Timothy Bryant, a compliance officer at the Victorian Commission for Gambling and Liquor Regulation (VCGLR), said Crown Resorts lied to him about the arrest of 19 Crown executives in China in 2016.
Australia.- Victoria’s Royal Commission into Crown Resorts has heard from Timothy Bryant, a compliance officer at the Victorian Commission for Gambling and Liquor Regulation (VCGLR), who spoke about the incident in which Crown execs were arrested in China in 2016.
Bryant told the inquiry that the investigation of the incident “was particularly protracted because of Crown’s defensive position”.
He said he believed that in some interviews Crown Resorts had lied to him as to “what they were not aware of or were aware of.”
He also said: “Crown’s risk management structure was inadequate to the extent that it failed to identify the risks associated with the operating environment in China.”
It was also claimed that Crown Resorts did not give correct information to the VCGLR and delayed providing documents and some reports during the investigation.
Although the VCGLR has the power to refer people or companies who fail to properly comply with its document requests to the Victorian supreme court for prosecution, the regulator did not do so at the time.

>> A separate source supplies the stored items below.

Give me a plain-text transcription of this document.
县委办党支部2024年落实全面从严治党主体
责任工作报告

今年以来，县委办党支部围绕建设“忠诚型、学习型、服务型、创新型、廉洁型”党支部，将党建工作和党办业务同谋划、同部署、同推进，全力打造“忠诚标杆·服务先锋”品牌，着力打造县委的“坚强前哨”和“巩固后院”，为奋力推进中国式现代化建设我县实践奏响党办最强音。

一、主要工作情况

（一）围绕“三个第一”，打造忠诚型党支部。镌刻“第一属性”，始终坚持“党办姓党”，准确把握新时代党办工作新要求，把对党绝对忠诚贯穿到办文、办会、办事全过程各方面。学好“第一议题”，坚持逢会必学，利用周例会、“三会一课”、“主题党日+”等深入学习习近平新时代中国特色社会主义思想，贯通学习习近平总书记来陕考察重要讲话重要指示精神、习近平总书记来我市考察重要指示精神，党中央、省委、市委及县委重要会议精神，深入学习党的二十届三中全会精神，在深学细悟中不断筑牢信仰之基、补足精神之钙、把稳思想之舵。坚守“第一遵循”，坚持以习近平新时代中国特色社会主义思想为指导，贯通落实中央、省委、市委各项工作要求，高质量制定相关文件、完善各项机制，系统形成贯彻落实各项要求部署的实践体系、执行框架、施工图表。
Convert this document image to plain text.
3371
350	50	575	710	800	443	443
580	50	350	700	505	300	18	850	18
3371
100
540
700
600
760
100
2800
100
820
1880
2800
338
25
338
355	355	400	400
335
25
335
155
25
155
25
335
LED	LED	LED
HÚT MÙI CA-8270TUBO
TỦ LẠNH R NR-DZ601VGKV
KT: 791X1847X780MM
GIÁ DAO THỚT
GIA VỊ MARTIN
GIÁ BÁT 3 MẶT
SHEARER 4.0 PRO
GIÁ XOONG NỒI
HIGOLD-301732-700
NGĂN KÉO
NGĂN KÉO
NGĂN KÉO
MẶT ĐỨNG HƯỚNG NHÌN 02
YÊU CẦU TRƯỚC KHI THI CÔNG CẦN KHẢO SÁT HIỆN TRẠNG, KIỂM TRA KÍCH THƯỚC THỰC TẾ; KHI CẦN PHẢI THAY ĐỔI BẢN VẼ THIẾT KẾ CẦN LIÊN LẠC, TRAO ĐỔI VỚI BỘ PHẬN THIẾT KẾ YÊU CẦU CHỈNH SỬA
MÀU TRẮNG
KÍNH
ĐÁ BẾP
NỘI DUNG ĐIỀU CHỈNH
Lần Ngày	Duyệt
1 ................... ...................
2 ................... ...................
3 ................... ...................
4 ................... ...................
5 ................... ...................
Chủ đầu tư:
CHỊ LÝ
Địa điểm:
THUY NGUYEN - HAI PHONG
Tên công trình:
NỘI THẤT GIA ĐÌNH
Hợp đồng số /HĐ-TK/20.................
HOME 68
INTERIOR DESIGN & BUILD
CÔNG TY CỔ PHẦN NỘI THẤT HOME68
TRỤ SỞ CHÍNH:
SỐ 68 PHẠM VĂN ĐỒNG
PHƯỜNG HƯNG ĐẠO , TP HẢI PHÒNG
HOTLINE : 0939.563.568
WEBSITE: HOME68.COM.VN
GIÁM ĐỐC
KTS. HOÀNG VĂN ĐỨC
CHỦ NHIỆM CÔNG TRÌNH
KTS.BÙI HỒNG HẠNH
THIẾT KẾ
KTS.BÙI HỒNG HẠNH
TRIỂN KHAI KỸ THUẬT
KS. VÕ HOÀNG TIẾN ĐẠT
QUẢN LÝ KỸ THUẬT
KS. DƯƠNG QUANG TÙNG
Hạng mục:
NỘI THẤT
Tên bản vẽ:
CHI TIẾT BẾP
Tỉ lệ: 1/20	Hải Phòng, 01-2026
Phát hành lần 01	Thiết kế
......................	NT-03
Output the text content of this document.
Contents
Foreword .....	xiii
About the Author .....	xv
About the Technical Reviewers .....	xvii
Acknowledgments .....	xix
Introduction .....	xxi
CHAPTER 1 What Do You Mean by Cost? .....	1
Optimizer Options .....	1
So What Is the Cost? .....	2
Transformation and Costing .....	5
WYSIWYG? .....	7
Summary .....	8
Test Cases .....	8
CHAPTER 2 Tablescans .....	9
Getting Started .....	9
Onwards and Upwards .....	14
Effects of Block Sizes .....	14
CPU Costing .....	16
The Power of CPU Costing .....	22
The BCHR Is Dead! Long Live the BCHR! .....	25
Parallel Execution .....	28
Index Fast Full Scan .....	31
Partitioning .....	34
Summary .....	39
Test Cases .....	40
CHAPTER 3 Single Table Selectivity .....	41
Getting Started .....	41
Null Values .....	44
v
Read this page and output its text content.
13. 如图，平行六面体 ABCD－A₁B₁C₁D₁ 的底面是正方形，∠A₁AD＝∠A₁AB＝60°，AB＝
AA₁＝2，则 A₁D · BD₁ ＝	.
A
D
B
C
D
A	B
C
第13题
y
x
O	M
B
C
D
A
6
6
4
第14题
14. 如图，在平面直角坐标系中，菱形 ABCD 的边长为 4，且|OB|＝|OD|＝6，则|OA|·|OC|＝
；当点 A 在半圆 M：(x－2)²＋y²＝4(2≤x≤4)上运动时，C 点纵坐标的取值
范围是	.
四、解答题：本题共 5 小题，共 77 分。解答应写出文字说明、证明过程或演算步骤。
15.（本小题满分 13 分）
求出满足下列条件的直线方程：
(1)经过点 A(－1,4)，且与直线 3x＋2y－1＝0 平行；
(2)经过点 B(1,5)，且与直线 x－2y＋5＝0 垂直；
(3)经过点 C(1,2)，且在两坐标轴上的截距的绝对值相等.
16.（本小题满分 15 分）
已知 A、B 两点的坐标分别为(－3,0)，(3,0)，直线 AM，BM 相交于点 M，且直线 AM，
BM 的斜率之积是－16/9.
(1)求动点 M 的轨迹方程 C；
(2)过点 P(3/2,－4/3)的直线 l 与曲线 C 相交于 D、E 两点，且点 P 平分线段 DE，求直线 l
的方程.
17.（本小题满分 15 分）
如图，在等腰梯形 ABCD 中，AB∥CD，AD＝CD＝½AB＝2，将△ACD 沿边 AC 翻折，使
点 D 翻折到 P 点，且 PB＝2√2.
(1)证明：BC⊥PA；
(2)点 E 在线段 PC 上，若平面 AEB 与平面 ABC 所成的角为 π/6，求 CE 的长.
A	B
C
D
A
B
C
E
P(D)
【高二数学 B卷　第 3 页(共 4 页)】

Bryant said: “I think now it is something the commission would be considering as part of our final report and our final outcomes.”
Victoria’s Royal Commission is chaired by former Federal Court judge Raymond Finkelstein. It expects to report back to the Victorian government by August 1.
Royal Commission receives written submissions on problem gambling at Crown
Victoria’s Royal Commission has received several written submissions accusing Crown Resorts of causing gambling addiction.
Ai Nguyen, a gambling counsellor at the Australian Vietnamese Women’s Association, said Crown Resorts’ 24/7 operating hours, its rewards system and a weak self-exclusion programme failed to help people with gambling problems.
The Victorian Arabic Social Services community support group also said that some of its clients who used the self-exclusion programme reported that the casino allowed them to enter areas they were meant to be barred from.